During its extended opening run, Whole Lotta Red is characterized by hyperkinetic pacing. As the album transitions from its buzzsaw front half to its more exultant back half, “New N3on,” “Control,” and “Punk Monk” introduce minor problems with bloat and pace. The three songs are all better executed elsewhere on the tracklist, though “Monk” is redeemed in part by its industry intrigue. In addition, the three guest appearances (a phoned-in Future verse on “Teen X,” stock Kid Cudi on the texturally interesting but overlong “M3tamorphosis,” and executive producer Kanye West’s verse on “Go2DaMoon”) should have all been left on a hard drive. Most of these are nitpicks, but they add up-less for being outright failures on their own terms and more for derailment of Carti’s otherwise carefully crafted momentum.
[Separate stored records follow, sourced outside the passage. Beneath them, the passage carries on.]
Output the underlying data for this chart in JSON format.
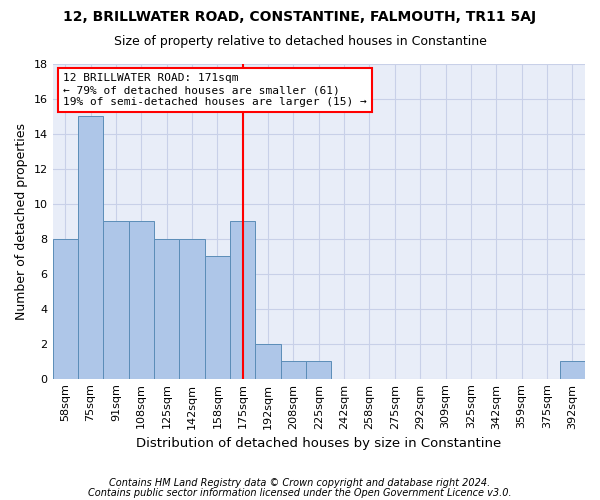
{
  "title1": "12, BRILLWATER ROAD, CONSTANTINE, FALMOUTH, TR11 5AJ",
  "title2": "Size of property relative to detached houses in Constantine",
  "xlabel": "Distribution of detached houses by size in Constantine",
  "ylabel": "Number of detached properties",
  "footnote1": "Contains HM Land Registry data © Crown copyright and database right 2024.",
  "footnote2": "Contains public sector information licensed under the Open Government Licence v3.0.",
  "bar_labels": [
    "58sqm",
    "75sqm",
    "91sqm",
    "108sqm",
    "125sqm",
    "142sqm",
    "158sqm",
    "175sqm",
    "192sqm",
    "208sqm",
    "225sqm",
    "242sqm",
    "258sqm",
    "275sqm",
    "292sqm",
    "309sqm",
    "325sqm",
    "342sqm",
    "359sqm",
    "375sqm",
    "392sqm"
  ],
  "bar_values": [
    8,
    15,
    9,
    9,
    8,
    8,
    7,
    9,
    2,
    1,
    1,
    0,
    0,
    0,
    0,
    0,
    0,
    0,
    0,
    0,
    1
  ],
  "bar_color": "#aec6e8",
  "bar_edge_color": "#5b8db8",
  "grid_color": "#c8d0e8",
  "background_color": "#e8edf8",
  "ref_line_x": 7.0,
  "ref_line_color": "red",
  "annotation_line1": "12 BRILLWATER ROAD: 171sqm",
  "annotation_line2": "← 79% of detached houses are smaller (61)",
  "annotation_line3": "19% of semi-detached houses are larger (15) →",
  "annotation_box_color": "white",
  "annotation_box_edge_color": "red",
  "ylim": [
    0,
    18
  ],
  "yticks": [
    0,
    2,
    4,
    6,
    8,
    10,
    12,
    14,
    16,
    18
  ],
  "title1_fontsize": 10,
  "title2_fontsize": 9,
  "xlabel_fontsize": 9.5,
  "ylabel_fontsize": 9,
  "tick_fontsize": 8,
  "annotation_fontsize": 8,
  "footnote_fontsize": 7
}
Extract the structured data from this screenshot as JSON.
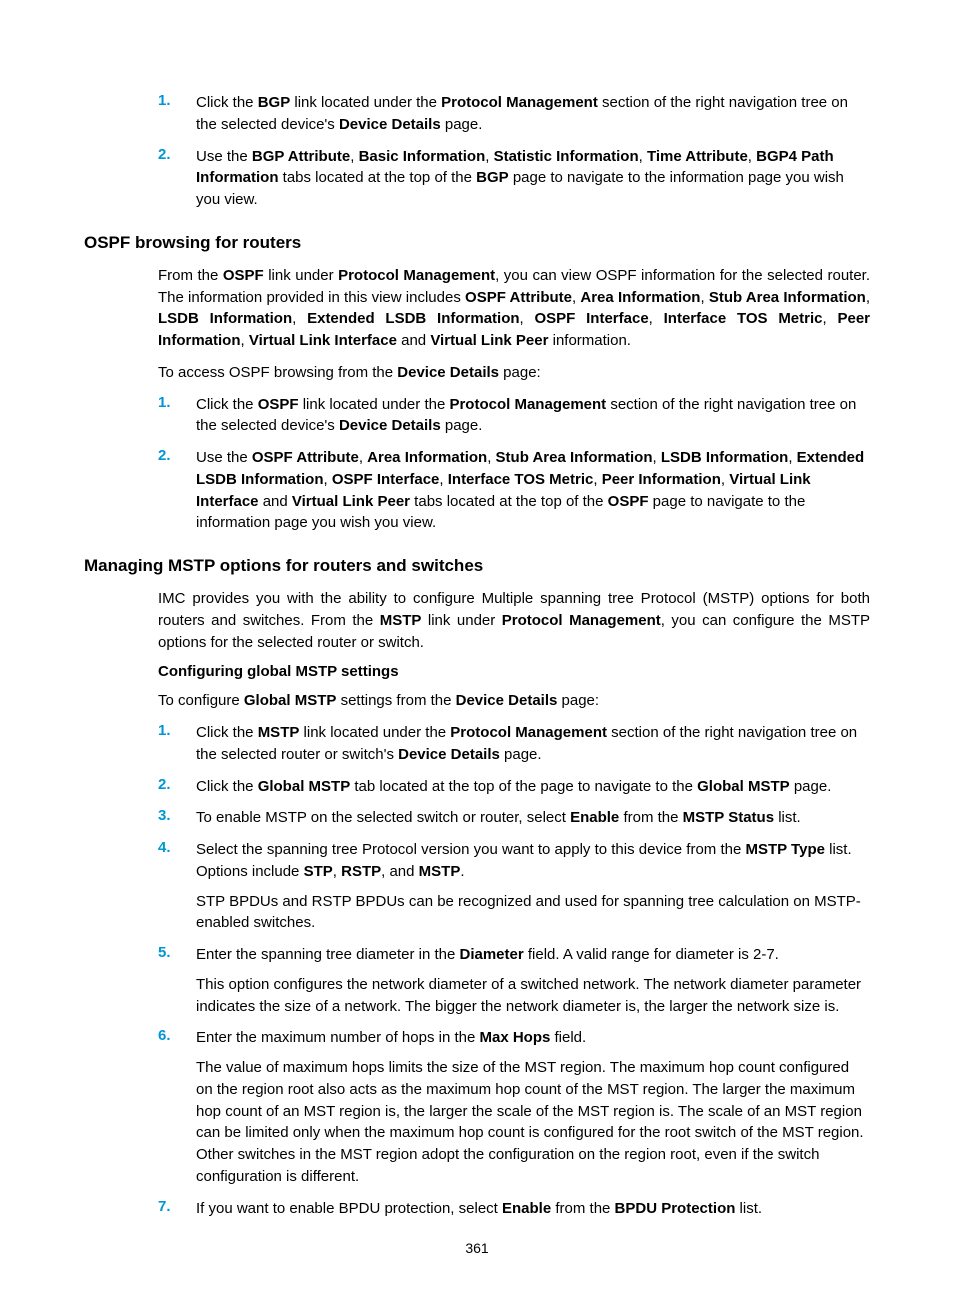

The fact that a 24-song, hour-long album delivered on its promise after so much speculation is one thing. The fact that it does so while maintaining an aura of mystery around its creator is even more impressive. In some ways, Carti’s public persona reveals his obsession with high fashion: the rapper as couture, something you can’t buy at a department store. Although traces of his work are ever-present, the man himself is somewhat of a ghost. Contrary to that, Whole Lotta Red’s songs are urgent, immediate. Even though they rarely deal in autobiography, they still cut close to the bone.